Compact System digital cameras boast the versatility and picture quality of a DSLR camera in the portable, lightweight body of a "point-and-shoot" compact. How are they so small? What are the benefits over digital SLR and compact cameras?

What Is A Compact System Camera?

Compact System cameras offer the picture shooting quality and flexibility of a digital SLR (Single Lens Reflex), but are smaller and lighter, so they have the portability of a compact camera.

Sometimes known as "hybrid" cameras or "EVIL" cameras (Electronic Viewfinder, Interchangeable Lens), Compact System cameras are characterised by large image sensors, no mirror (see below), and interchangeable lenses. With an adapter you can use DSLR lenses on the smaller body of a Compact System camera. Many models use the same size and type of image sensor as a typical DSLR, which means better picture quality than a point-and-shoot, compact camera.

What Are The Benefits Of Compact System Cameras?

Some of the advantages of Compact System cameras for digital photography include:

  • Small, light and easy to carry around.
  • Larger image sensor than compact cameras means better picture quality.
  • Interchangeable lenses.
  • Not as noticeable in a crowd, so they're less likely to intimidate your subject and destroy the "moment".
  • Perfect upgrade from a compact digital camera.

Why Are Compact System Cameras So "Compact"?

To explain this, let's start with the viewfinder, which is the small window you look through to frame and focus your subject before taking the photo. Typically, compact cameras have a "through-the-camera" viewfinder, which is a hole cut through the camera body. This is usually positioned above or to the side of the lens, so it shows you approximately -- rather than precisely -- what you will capture in your photo.

On the other hand, SLR cameras -- both digital and traditional film ones -- have a "through-the-lens" (TTL) optical viewfinder. To see the exact image that will be photographed, light enters through the lens into a light box, reflects off a mirror and exits through the optical viewfinder. When a picture is taken, the mirror flips out of the way, and the light hits the imaging surface, either the digital sensor or film. This reflex mirror arrangement in SLR cameras, as well as the lenses -- especially wide angle lenses -- means the camera body has to be bigger and bulkier to accommodate them.

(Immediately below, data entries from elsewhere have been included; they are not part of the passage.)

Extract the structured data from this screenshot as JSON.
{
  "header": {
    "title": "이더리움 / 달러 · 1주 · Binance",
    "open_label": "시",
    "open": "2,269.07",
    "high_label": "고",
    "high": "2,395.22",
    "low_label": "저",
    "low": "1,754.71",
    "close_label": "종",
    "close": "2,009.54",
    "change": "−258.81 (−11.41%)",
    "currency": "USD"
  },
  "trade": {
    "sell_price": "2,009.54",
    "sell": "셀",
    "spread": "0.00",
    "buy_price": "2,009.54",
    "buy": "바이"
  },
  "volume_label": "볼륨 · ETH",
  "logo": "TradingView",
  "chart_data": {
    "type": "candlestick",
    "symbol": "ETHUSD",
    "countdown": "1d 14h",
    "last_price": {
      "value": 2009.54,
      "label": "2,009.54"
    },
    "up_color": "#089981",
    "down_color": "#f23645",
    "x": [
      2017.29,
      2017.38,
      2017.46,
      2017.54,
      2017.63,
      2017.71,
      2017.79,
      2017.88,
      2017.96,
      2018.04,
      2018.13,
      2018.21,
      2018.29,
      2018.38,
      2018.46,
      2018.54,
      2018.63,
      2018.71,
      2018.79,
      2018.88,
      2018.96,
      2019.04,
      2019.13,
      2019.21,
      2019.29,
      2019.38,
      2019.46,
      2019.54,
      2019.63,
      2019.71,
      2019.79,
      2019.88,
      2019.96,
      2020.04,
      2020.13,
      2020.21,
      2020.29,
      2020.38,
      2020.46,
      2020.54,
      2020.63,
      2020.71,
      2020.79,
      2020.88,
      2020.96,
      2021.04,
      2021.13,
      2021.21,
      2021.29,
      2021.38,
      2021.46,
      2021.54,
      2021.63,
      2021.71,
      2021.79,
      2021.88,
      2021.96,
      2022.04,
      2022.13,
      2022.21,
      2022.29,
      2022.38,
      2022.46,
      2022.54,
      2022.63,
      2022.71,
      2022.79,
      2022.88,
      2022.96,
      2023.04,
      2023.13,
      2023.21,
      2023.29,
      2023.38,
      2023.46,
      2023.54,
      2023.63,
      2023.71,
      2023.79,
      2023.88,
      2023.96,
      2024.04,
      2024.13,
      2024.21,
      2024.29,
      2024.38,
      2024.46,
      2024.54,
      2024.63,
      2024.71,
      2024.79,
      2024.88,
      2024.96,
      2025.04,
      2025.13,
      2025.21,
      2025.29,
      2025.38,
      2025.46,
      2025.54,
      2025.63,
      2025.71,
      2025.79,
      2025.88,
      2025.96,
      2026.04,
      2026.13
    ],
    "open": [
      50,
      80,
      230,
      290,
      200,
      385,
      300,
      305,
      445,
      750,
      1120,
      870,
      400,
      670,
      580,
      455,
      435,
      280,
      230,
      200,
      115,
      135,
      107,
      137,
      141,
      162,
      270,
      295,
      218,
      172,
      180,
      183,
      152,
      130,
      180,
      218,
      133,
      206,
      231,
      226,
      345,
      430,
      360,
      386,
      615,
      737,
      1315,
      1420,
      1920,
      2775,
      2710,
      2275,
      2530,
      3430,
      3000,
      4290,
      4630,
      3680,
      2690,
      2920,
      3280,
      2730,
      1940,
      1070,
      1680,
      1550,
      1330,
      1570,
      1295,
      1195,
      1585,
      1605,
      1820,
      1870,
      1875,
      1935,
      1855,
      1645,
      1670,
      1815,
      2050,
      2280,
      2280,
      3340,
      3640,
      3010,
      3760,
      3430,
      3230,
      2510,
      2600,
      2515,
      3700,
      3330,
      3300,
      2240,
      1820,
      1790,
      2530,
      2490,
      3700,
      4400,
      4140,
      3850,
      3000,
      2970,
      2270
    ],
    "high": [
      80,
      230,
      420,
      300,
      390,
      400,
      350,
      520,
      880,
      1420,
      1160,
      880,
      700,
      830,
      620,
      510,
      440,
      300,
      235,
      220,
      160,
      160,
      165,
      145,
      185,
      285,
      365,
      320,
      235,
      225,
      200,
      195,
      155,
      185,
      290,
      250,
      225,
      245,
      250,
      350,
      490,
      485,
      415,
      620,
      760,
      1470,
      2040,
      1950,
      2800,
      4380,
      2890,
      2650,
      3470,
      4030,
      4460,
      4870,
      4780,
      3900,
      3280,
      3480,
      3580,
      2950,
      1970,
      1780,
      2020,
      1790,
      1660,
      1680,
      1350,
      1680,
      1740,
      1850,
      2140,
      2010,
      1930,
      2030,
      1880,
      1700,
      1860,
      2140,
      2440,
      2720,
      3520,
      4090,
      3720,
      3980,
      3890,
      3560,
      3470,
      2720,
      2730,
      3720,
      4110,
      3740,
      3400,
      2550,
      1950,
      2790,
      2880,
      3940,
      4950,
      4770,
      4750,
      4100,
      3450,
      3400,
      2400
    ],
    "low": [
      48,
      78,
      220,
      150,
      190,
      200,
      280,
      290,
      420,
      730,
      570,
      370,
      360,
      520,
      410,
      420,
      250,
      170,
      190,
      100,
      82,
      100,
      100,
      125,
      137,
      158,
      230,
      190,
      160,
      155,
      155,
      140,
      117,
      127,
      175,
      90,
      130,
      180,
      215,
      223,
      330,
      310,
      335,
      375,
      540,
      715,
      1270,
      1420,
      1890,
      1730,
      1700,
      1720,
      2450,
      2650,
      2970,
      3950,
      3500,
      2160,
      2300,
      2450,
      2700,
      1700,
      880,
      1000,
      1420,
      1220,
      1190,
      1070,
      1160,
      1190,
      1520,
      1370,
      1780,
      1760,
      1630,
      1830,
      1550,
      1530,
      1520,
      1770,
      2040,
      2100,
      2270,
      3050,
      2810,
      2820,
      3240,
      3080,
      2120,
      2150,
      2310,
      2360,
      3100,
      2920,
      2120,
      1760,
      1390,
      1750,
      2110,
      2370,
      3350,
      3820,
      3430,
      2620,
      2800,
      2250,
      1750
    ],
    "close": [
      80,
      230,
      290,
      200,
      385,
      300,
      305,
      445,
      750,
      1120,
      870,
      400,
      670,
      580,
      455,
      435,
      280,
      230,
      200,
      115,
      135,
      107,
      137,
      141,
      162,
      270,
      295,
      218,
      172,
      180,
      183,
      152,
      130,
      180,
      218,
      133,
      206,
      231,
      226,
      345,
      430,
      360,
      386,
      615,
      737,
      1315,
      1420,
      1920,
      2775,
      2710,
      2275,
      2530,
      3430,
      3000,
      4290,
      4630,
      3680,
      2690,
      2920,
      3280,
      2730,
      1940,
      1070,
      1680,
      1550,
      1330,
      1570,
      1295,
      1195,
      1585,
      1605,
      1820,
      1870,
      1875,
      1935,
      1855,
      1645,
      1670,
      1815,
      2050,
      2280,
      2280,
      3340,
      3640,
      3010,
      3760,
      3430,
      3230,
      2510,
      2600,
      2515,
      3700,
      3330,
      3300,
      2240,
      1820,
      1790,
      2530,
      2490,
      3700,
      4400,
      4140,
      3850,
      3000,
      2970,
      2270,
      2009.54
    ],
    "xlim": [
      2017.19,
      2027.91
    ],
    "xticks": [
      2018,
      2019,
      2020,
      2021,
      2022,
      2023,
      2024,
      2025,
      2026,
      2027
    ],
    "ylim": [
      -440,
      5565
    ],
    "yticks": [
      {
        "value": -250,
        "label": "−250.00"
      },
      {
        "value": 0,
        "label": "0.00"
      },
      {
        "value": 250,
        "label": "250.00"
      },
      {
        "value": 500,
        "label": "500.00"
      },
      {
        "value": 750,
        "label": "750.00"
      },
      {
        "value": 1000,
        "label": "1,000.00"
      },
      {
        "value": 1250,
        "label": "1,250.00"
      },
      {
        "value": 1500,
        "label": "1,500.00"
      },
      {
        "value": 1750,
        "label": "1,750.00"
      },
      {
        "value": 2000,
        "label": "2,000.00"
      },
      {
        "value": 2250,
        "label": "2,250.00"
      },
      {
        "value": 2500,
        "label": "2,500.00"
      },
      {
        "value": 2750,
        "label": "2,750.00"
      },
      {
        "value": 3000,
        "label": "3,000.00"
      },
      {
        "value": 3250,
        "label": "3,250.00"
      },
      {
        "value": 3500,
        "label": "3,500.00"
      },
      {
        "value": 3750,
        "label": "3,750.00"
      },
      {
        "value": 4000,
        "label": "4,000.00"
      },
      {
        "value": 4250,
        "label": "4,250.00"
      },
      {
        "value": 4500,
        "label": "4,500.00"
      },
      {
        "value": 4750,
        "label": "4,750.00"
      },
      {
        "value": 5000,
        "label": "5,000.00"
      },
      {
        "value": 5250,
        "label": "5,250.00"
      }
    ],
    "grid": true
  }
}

With a Compact System camera, you can see what the sensor sees on a digital display screen, known as an electronic viewfinder. By eliminating the SLR mirror and associated parts, the body of a Compact System camera can be made smaller, thinner and lighter. Even more so, considering that by placing the lens closer to the image sensor, smaller, lighter (and, as a result, cheaper) lenses can be used.